Toula, début soixantaine, a laissé Santoríni, son île natale en mer Égée, par amour pour un compatriote qu’elle a rencontré à Toronto il y a 40 ans. Par goût d’aventure, en juillet 1974, la jeune Toula s’était envolée en visite chez une cousine établie dans la Ville Reine. Coup de foudre et point de non-retour. Au milieu des années 1970, Toula, 22 ans, épouse le bel Azarias avec qui elle aura deux filles.

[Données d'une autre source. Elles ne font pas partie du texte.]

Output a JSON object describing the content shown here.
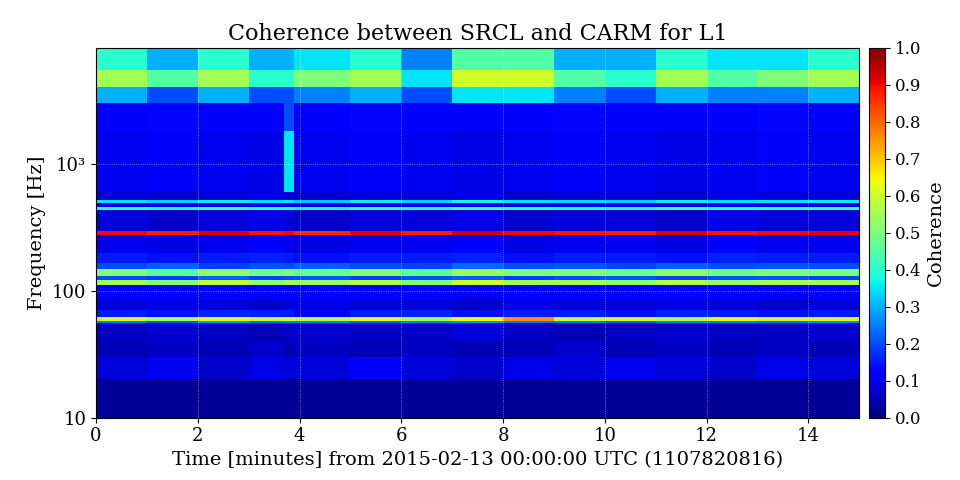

Depuis leur mariage, Azarias gère un petit commerce de baklavas et confiseries aux amandes sur la rue Danforth – quartier grec de Toronto – tandis que Toula conduit son taxi à travers le centre-ville dont elle connait tous les raccourcis. Parfois elle se demande pourquoi elle a quitté la chaleureuse Santoríni avec ses villages blancs à coupoles bleues perchés au sommet des falaises et leurs panoramas ensoleillés sur les autres îles. La douce vie insulaire lui manque, surtout en plein hiver glacial torontois.

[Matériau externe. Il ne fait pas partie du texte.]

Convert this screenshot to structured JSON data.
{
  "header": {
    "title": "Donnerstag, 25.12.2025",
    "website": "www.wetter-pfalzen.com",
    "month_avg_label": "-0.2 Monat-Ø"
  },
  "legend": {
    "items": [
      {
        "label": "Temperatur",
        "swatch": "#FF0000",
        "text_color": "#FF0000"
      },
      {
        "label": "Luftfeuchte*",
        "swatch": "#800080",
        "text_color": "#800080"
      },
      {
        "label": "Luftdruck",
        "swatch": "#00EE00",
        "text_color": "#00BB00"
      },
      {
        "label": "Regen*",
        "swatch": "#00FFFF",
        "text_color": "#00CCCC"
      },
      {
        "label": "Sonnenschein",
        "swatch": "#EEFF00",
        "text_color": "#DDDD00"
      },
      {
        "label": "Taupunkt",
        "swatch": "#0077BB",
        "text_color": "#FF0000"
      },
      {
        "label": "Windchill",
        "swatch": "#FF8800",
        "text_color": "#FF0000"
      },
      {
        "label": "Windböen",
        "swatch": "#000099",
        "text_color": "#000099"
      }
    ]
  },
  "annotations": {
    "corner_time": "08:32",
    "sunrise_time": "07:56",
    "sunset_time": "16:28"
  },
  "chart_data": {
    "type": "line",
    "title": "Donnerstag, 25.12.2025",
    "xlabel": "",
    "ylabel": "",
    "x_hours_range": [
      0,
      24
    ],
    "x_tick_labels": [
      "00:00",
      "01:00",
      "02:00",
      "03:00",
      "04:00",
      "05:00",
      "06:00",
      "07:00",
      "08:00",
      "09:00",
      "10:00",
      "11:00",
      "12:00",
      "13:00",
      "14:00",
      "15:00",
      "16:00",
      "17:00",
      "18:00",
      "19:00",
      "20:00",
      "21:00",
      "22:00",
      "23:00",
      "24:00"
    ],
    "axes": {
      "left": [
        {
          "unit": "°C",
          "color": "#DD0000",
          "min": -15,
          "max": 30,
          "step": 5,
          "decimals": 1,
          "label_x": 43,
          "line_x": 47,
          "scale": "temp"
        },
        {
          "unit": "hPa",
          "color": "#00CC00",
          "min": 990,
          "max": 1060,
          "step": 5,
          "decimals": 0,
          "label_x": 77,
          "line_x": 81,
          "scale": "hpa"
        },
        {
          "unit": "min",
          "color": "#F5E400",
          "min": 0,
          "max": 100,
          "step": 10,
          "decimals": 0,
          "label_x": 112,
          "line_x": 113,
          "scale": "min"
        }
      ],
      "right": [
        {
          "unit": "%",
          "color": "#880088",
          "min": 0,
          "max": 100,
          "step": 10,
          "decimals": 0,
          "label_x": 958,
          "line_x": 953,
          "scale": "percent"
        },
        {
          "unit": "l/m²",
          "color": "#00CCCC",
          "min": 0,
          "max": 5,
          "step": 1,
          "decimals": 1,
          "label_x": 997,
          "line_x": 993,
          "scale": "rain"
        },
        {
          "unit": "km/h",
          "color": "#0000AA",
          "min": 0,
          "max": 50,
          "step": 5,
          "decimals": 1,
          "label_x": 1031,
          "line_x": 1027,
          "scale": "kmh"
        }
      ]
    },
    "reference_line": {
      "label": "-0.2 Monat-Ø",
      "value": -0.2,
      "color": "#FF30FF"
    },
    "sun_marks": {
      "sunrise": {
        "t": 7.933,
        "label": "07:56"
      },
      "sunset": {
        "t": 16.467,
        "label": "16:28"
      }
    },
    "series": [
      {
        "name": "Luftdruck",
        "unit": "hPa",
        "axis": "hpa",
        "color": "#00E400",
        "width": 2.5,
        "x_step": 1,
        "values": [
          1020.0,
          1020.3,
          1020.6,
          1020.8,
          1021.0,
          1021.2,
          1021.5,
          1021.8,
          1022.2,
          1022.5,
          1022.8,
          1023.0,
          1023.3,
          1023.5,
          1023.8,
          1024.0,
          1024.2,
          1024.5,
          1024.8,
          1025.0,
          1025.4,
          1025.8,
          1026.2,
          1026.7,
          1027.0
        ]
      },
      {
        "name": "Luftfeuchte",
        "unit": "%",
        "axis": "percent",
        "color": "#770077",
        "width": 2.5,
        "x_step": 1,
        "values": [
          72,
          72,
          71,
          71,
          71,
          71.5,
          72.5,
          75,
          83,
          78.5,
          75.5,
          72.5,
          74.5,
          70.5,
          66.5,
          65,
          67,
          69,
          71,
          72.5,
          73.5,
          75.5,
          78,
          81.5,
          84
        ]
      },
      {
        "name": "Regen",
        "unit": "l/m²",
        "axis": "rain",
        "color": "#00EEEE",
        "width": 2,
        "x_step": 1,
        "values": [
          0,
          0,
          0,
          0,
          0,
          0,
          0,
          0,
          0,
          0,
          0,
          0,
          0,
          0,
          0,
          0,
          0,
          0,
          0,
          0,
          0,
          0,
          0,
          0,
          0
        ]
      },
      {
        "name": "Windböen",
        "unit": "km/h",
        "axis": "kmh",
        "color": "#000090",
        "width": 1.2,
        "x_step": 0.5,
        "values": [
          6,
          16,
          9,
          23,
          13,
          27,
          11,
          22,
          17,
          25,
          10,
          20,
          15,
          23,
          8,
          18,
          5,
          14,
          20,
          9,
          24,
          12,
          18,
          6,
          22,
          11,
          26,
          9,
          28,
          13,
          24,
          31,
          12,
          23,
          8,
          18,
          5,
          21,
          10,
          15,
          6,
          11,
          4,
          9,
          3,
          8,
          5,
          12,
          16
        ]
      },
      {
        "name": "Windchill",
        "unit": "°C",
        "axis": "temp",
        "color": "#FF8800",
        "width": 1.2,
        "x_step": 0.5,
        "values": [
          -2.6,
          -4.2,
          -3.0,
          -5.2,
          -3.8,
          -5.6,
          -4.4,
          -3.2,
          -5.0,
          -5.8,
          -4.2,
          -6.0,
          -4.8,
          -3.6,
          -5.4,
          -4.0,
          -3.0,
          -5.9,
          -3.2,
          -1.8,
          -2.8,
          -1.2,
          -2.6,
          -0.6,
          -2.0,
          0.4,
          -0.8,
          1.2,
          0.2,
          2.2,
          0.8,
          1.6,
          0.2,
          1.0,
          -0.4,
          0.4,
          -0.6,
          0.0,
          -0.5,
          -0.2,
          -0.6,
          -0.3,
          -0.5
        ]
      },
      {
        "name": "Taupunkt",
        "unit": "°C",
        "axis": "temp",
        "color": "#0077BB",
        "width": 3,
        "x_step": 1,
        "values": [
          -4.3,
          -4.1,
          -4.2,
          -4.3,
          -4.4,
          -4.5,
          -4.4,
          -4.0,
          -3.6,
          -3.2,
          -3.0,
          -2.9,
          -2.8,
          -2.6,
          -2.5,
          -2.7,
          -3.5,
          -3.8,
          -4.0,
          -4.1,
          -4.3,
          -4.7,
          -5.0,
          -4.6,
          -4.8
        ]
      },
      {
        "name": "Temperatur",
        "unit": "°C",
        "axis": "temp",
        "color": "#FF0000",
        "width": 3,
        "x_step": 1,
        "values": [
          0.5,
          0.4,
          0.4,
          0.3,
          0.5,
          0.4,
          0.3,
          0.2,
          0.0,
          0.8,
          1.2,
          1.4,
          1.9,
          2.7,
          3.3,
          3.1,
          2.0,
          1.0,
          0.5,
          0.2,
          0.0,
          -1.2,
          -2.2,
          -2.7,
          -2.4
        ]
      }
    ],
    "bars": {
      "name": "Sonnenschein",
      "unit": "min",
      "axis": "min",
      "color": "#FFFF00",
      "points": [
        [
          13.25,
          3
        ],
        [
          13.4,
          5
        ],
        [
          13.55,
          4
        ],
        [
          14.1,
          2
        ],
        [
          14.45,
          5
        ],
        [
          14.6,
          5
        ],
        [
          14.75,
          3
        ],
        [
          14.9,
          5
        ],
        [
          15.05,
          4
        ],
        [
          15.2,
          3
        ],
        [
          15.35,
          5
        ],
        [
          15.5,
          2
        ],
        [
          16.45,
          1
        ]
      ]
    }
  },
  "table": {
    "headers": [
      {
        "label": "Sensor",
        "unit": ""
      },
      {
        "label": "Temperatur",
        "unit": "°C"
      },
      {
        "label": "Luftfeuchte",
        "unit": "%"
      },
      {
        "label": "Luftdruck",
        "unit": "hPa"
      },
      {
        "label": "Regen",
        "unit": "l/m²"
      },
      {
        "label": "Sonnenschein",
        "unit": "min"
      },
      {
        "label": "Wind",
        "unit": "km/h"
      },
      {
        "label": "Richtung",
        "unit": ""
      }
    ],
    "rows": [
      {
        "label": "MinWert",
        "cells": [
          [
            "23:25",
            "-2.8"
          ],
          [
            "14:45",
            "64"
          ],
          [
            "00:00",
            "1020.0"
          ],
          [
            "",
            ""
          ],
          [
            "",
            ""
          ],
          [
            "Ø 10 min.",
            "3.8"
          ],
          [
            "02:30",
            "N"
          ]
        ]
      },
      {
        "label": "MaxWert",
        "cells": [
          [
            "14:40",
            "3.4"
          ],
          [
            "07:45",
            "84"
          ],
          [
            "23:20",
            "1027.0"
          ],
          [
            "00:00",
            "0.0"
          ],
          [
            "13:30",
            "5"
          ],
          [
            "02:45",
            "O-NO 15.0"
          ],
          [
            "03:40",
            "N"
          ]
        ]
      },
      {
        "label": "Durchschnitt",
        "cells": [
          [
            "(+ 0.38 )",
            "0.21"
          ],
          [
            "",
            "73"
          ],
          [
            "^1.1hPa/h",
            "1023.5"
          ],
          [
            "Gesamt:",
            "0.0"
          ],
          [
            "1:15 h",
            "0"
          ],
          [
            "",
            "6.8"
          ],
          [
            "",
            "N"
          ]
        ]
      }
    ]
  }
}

Mais son sort a toujours été de conduire. Avant d’être chauffeuse de taxi, Toula, étudiante en administration, a conduit un autobus de ville d’Athènes pour payer ses études. À l’époque, c’était la meilleure façon de gagner un salaire décent au cœur de la cité antique, opprimée sous le régime des colonels. Le 21 avril 1967 les chars de l’armée grecque ont envahi la capitale, se souvient Toula. Deux colonels, Georges Papadopoulos, Nicolaos Makarezos et le général Stylianos Pattakos, se sont rapidement emparés du pouvoir, imposant en Grèce ce qu’on a communément appelé ‘la dictature des colonels’.
Sous le régime dictatorial (1967-1974), les articles de la Constitution grecque relatifs aux droits de l’homme ont été suspendus et les principaux responsables politiques du pays furent arrêtés. Les trois dictateurs justifièrent leur action par la supposée imminence d’une menace communiste. Le 17 novembre 1973 Toula et ses amis participaient à la journée d’insurrection des étudiants grecs à Athènes contre la dictature militaire. Cette journée est restée le symbole de la lutte pour la liberté en Grèce, selon la fière Toula.
Depuis 1970, des autobus électriques roulaient à travers Athènes sous la gérance d’une entreprise du secteur public. Toula conduisait un de ces nouveaux véhicules 35 heures par semaine. Les transports en commun étaient fréquentés par une population largement désœuvrée en cette période de grande frugalité économique.